How to Eat Healthier When Eating Out
This article will be the fourth in our healthier eating series. Before reading on, make sure you’ve checked out the previous three! Click the links below to read these articles.
This week we will discuss some general considerations for eating healthy when you go out for lunch or dinner.
An unhealthy appetizer can easily defeat the purpose of trying to eat a healthy dinner. In fact, if you’re trying to lose weight it might be best to just try and avoid appetizers if possible if you are already having a full dinner since an appetizer would just add extra calories even if it’s “healthy”. However, if you are out with friends or family and they insist on getting an appetizer, some options are definitely healthier than others. Healthy appetizers would be ones that are either lean protein based or vegetable based, and not fried or covered in cheese or oil (unfortunately, chicken wings and jalapeño poppers don’t fit the criteria). Some examples of healthy appetizers include teriyaki chicken/shrimp skewers, stuffed bell peppers, lettuce wraps, and veggie & dip platters. If your company decides they want a less healthy option, just make sure you don’t overindulge! Limit yourself to a few pieces/bites.
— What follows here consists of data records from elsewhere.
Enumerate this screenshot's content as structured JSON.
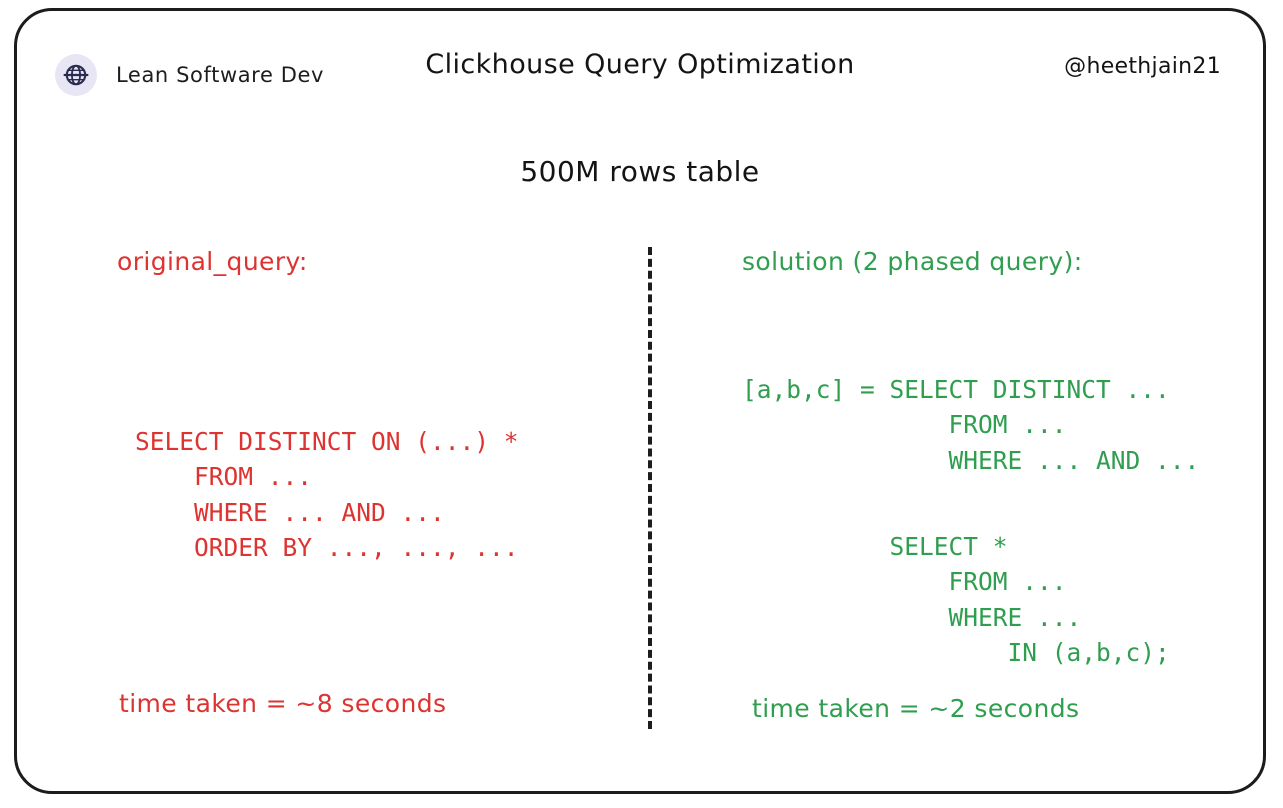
{
  "header": {
    "logo_icon": "globe-badge-icon",
    "brand_name": "Lean Software Dev",
    "title": "Clickhouse Query Optimization",
    "handle": "@heethjain21"
  },
  "subtitle": "500M rows table",
  "colors": {
    "red": "#dd3331",
    "green": "#2f9e4f",
    "border": "#1c1c1c",
    "logo_badge_bg": "#e8e6f5",
    "logo_glyph": "#2b2a4f",
    "background": "#ffffff"
  },
  "left_column": {
    "label": "original_query:",
    "code": "SELECT DISTINCT ON (...) *\n    FROM ...\n    WHERE ... AND ...\n    ORDER BY ..., ..., ...",
    "timing": "time taken = ~8 seconds"
  },
  "right_column": {
    "label": "solution (2 phased query):",
    "code_phase_1": "[a,b,c] = SELECT DISTINCT ...\n              FROM ...\n              WHERE ... AND ...",
    "code_phase_2": "          SELECT *\n              FROM ...\n              WHERE ...\n                  IN (a,b,c);",
    "timing": "time taken = ~2 seconds"
  }
}
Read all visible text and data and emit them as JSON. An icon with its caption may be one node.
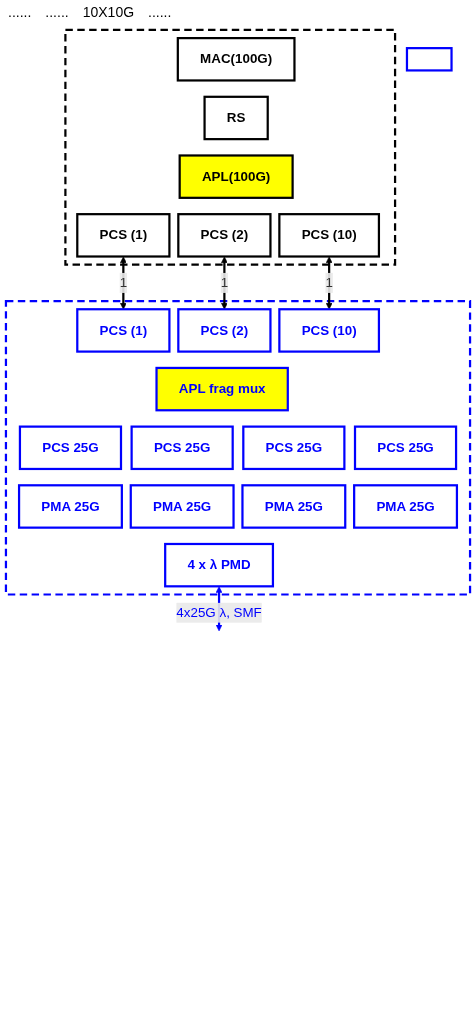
{
  "diagram": {
    "nodes": [
      {
        "text": [],
        "shape": "box"
      },
      {
        "text": [
          "MAC(100G)"
        ],
        "in": 0
      },
      {
        "text": [
          "RS"
        ],
        "in": 0
      },
      {
        "text": [
          "APL(100G)"
        ],
        "in": 0
      },
      {
        "text": [
          "PCS (1)"
        ],
        "in": 0
      },
      {
        "text": [
          "PCS (2)"
        ],
        "in": 0
      },
      {
        "text": [
          "PCS (10)"
        ],
        "in": 0
      },
      {
        "text": [],
        "shape": "box"
      },
      {
        "text": [
          "PCS (1)"
        ],
        "in": 7
      },
      {
        "text": [
          "PCS (2)"
        ],
        "in": 7
      },
      {
        "text": [
          "PCS (10)"
        ],
        "in": 7
      },
      {
        "text": [
          "APL frag mux"
        ],
        "in": 7
      },
      {
        "text": [
          "PCS 25G"
        ],
        "in": 7
      },
      {
        "text": [
          "PCS 25G"
        ],
        "in": 7
      },
      {
        "text": [
          "PCS 25G"
        ],
        "in": 7
      },
      {
        "text": [
          "PCS 25G"
        ],
        "in": 7
      },
      {
        "text": [
          "PMA 25G"
        ],
        "in": 7
      },
      {
        "text": [
          "PMA 25G"
        ],
        "in": 7
      },
      {
        "text": [
          "PMA 25G"
        ],
        "in": 7
      },
      {
        "text": [
          "PMA 25G"
        ],
        "in": 7
      },
      {
        "text": [
          "4 x λ PMD"
        ],
        "in": 7
      },
      {
        "text": [],
        "shape": "box"
      }
    ],
    "edges": [
      {
        "from": 4,
        "to": 8,
        "arrow": "both",
        "label": "1"
      },
      {
        "from": 5,
        "to": 9,
        "arrow": "both",
        "label": "1"
      },
      {
        "from": 6,
        "to": 10,
        "arrow": "both",
        "label": "1"
      },
      {
        "from": 20,
        "to": null,
        "arrow": "both",
        "label": "4x25G λ, SMF",
        "color": "#0000ff"
      }
    ],
    "labels": [
      "......",
      "......",
      "10X10G",
      "......"
    ]
  }
}
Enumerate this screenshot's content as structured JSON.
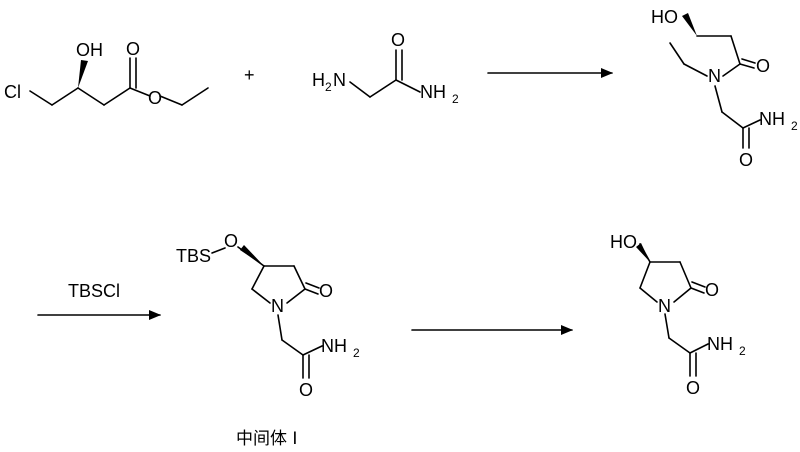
{
  "reaction_1": {
    "reactant_1": {
      "cl": "Cl",
      "oh": "OH",
      "o_ester": "O",
      "o_carbonyl": "O"
    },
    "plus": "+",
    "reactant_2": {
      "h2n": "H",
      "h2n_n": "N",
      "nh2": "NH",
      "o": "O",
      "sub2": "2"
    },
    "product": {
      "ho": "HO",
      "n": "N",
      "o_ring": "O",
      "nh2": "NH",
      "o_amide": "O",
      "sub2": "2"
    }
  },
  "reaction_2": {
    "reagent": "TBSCl",
    "product": {
      "tbs": "TBS",
      "o_tbs": "O",
      "n": "N",
      "o_ring": "O",
      "nh2": "NH",
      "o_amide": "O",
      "sub2": "2"
    },
    "caption": "中间体 I"
  },
  "reaction_3": {
    "product": {
      "ho": "HO",
      "n": "N",
      "o_ring": "O",
      "nh2": "NH",
      "o_amide": "O",
      "sub2": "2"
    }
  }
}
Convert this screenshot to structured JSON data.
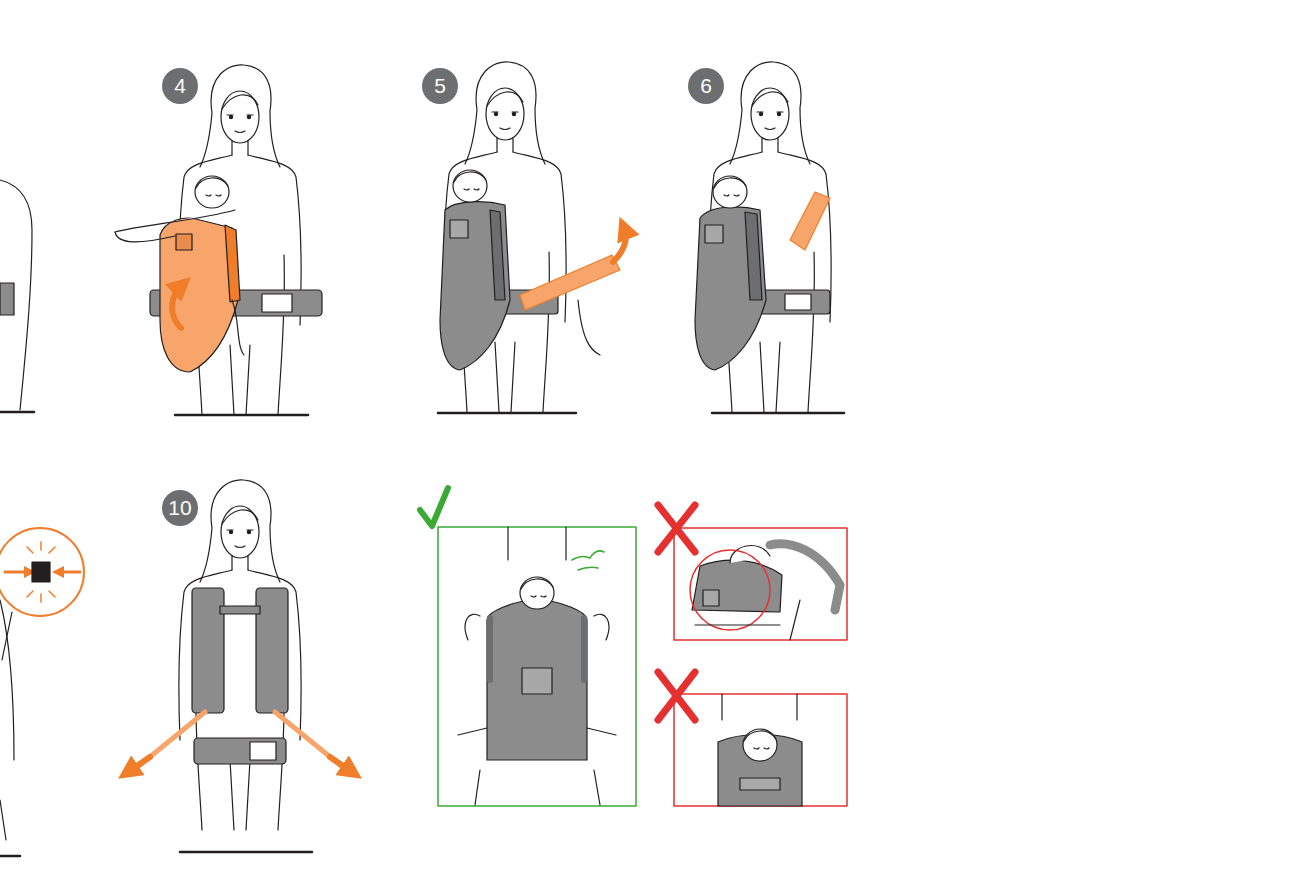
{
  "diagram": {
    "labels": [
      "4",
      "5",
      "6",
      "10"
    ]
  }
}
You’ll also likely want to limit yourself at Mexican or Italian restaurants where you get complimentary chips & salsa or bread & olive oil. Eating too much of these things is a good way to overshoot your calorie and macro goals for the day.
Salads are the first thing that comes to mind when some people think about eating healthy. Salads can definitely be very nutrient dense and low calorie but they can also be very high in calories, sometimes even more so than burgers and pasta dishes. Just because it’s a salad doesn’t mean that it’s healthy! Make sure you know what you’re eating. Healthy salads will consist of lettuce and other vegetables, and maybe a serving of protein such as grilled chicken, steak, or shrimp. An easy way to turn a healthy salad into a very unhealthy salad is to smother it in a fatty dressing. While dressings taste great, they are typically very high in fat and add an absurd amount of calories to even the healthiest of salads. Instead of getting the dressing on the salad, ask for it on the side and use it sparingly. Another place where salads can go wrong is when it has other toppings besides vegetables and lean protein. Adding a bunch of cheese, bacon bits, and/or nuts to a salad can cause the calorie content to skyrocket! Try to avoid these things, or ask for half portions of them rather than full portions.
Similar to salads, sandwiches are often viewed as healthy but they can just as easily be unhealthy. A healthy sandwich will consist of bread, lean protein, and vegetables. Turkey, ham, and roast beef are safe bets. All of these meats are high in protein and low in fat. Some less healthy options include salami, bologna, and pastrami. While these meats are still pretty high in protein, they are also high in fat, which causes the calories to stack up quickly. Some common things that are added to sandwiches that make them less healthy by adding excess calories include cheese, bacon, mayonnaise, and sauces. If you enjoy these things and still want them on your sandwich, ask for light portions or get them on the side!
When ordering entrées, try to follow the simple healthy eating formula we discussed last week; one lean protein, one or more veggies, and one carb. Baked, grilled, or sautéed chicken breast, pork chops, and fish tend to be the smarter choices when eating out since steak is usually much fattier (depending on the cut). For your sides, order some vegetables and rice or a potato and you’ll have yourself a healthy meal! Most restaurants even have a “lighter fare” section on their menu where you can find plenty of healthy options. Some things you may want to avoid when trying to eat healthy include pasta dishes, pizzas, burgers, burritos, French fries, onion rings, loaded baked potatoes, fried foods, and foods covered in cheese, butter, or oil. While these foods aren’t inherently bad, they tend to be much higher in calories and lower in nutrients than other options such as the ones we discussed above. Choose your entrées wisely, and remember that portion control is what matters most!
Liquid calories add up. This is an often-overlooked aspect of a healthy diet! It is pretty easy to unknowingly drink 500+ calories in a sitting! For this reason, it may be smart to stick with water instead of soda or alcohol. If you insist on drinking, you’ll probably want to limit yourself to one drink in a sitting. You can also cut down the calorie content of your drinks by drinking light beer, skinny wine, or diet soda instead of the alternatives. It doesn’t matter how healthy or low calorie your dinner is if you washed it down with several beers or cocktails!
As with everything in life, it’s important to find a balance. You don’t want to be the annoying person in your friend group who is always looking for ways to cut calories, but you also don’t want to let peer pressure stop you from accomplishing your goals. Make healthy food choices when you can, and just control yourself when you make less healthy food choices. If you are conscious about what you’re eating and you control your portion sizes, eating out with friends or family will not throw you off the rails!